Most Ontario Citizens Oppose Government’s Monopoly of Cannabis Sales

Most Ontario Citizens Oppose Government Monopoly of Cannabis Sales

Majority of residents in the Canadian province of Ontario oppose to the government’s plan to monopolize marijuana sales.

Before the federal government fully legalizes the drug next year, the province has already made some plans regarding how it will regulate and dispense the substance. Now, residents in the province are divided on the matter.

Taking charge

After the Ontario government announced that will take charge of cannabis sales via the Cannabis Control Board of Ontario (CCBO), prohibiting any forms of private sales, majority of the people expressed their disappointment of the decision.

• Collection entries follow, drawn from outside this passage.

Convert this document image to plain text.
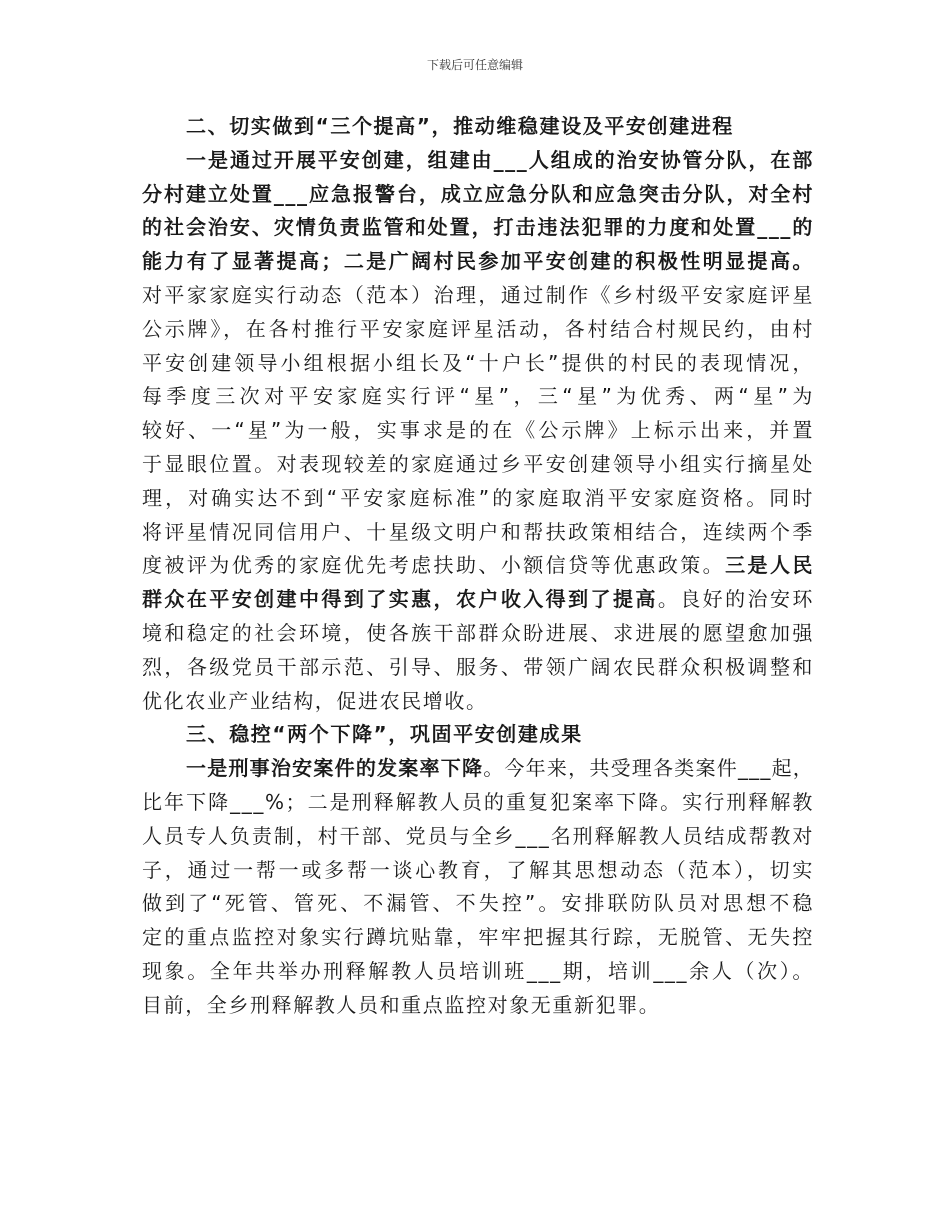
下载后可任意编辑
二、切实做到“三个提高”，推动维稳建设及平安创建进程
一是通过开展平安创建，组建由___人组成的治安协管分队，在部
分村建立处置___应急报警台，成立应急分队和应急突击分队，对全村
的社会治安、灾情负责监管和处置，打击违法犯罪的力度和处置___的
能力有了显著提高；二是广阔村民参加平安创建的积极性明显提高。
对平家家庭实行动态（范本）治理，通过制作《乡村级平安家庭评星
公示牌》，在各村推行平安家庭评星活动，各村结合村规民约，由村
平安创建领导小组根据小组长及“十户长”提供的村民的表现情况，
每季度三次对平安家庭实行评“星”，三“星”为优秀、两“星”为
较好、一“星”为一般，实事求是的在《公示牌》上标示出来，并置
于显眼位置。对表现较差的家庭通过乡平安创建领导小组实行摘星处
理，对确实达不到“平安家庭标准”的家庭取消平安家庭资格。同时
将评星情况同信用户、十星级文明户和帮扶政策相结合，连续两个季
度被评为优秀的家庭优先考虑扶助、小额信贷等优惠政策。三是人民
群众在平安创建中得到了实惠，农户收入得到了提高。良好的治安环
境和稳定的社会环境，使各族干部群众盼进展、求进展的愿望愈加强
烈，各级党员干部示范、引导、服务、带领广阔农民群众积极调整和
优化农业产业结构，促进农民增收。
三、稳控“两个下降”，巩固平安创建成果
一是刑事治安案件的发案率下降。今年来，共受理各类案件___起，
比年下降___%；二是刑释解教人员的重复犯案率下降。实行刑释解教
人员专人负责制，村干部、党员与全乡___名刑释解教人员结成帮教对
子，通过一帮一或多帮一谈心教育，了解其思想动态（范本），切实
做到了“死管、管死、不漏管、不失控”。安排联防队员对思想不稳
定的重点监控对象实行蹲坑贴靠，牢牢把握其行踪，无脱管、无失控
现象。全年共举办刑释解教人员培训班___期，培训___余人（次）。
目前，全乡刑释解教人员和重点监控对象无重新犯罪。
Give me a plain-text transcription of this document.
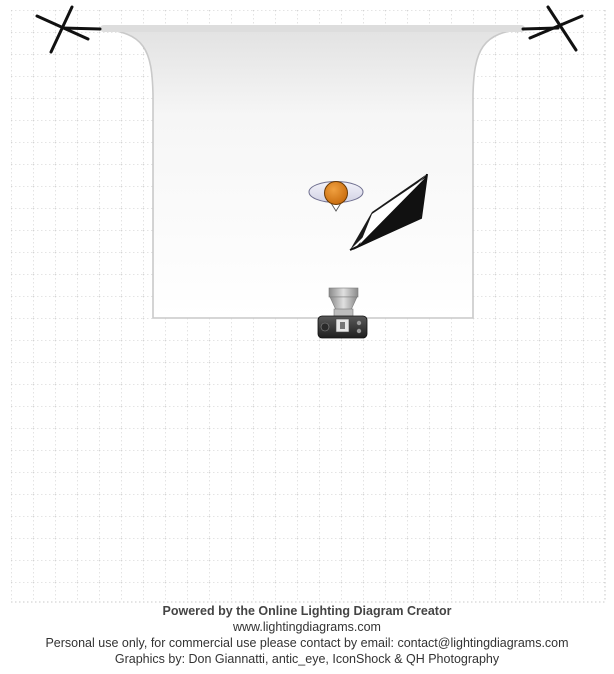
Powered by the Online Lighting Diagram Creator
www.lightingdiagrams.com
Personal use only, for commercial use please contact by email: contact@lightingdiagrams.com
Graphics by: Don Giannatti, antic_eye, IconShock & QH Photography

“The government banning private sector cannabis stores is a move that not only limits consumer choice but also enables black market sales,” the Consumer Choice Centre (CCC) reps said in a statement.

North American Affairs Director for the CCC backs this up by saying that ”Ontarians have already made it clear that they don’t want government run stores controlling the sale of legal cannabis. The move to create a cannabis control board will simply replicate the existing issues we see with the LCBO and alcohol. The province should embrace private retail and the wants of consumers.”

Backed by figures

Per a survey conducted by Nanos Research, 32 percent support and 23 percent somewhat support private retail of cannabis.

On the other hand, 31 percent of Ontario residents oppose while 9 percent somewhat oppose to private sale. Six percent of respondents said they are uncertain about the matter.

Per the same survey, it was found out that a good 45 percent of Ontario adults have utilized cannabis. That’s a significant chunk enough to motivate any investor – private or public to push for rights to sell.

It’s an interesting sight, given that Ontario is the first Canadian province to release a comprehensive plan to regulate marijuana. But opposed or not, one thing is clear – there will not be a shortage of demand in Ontario once pot finally becomes federally legal next year.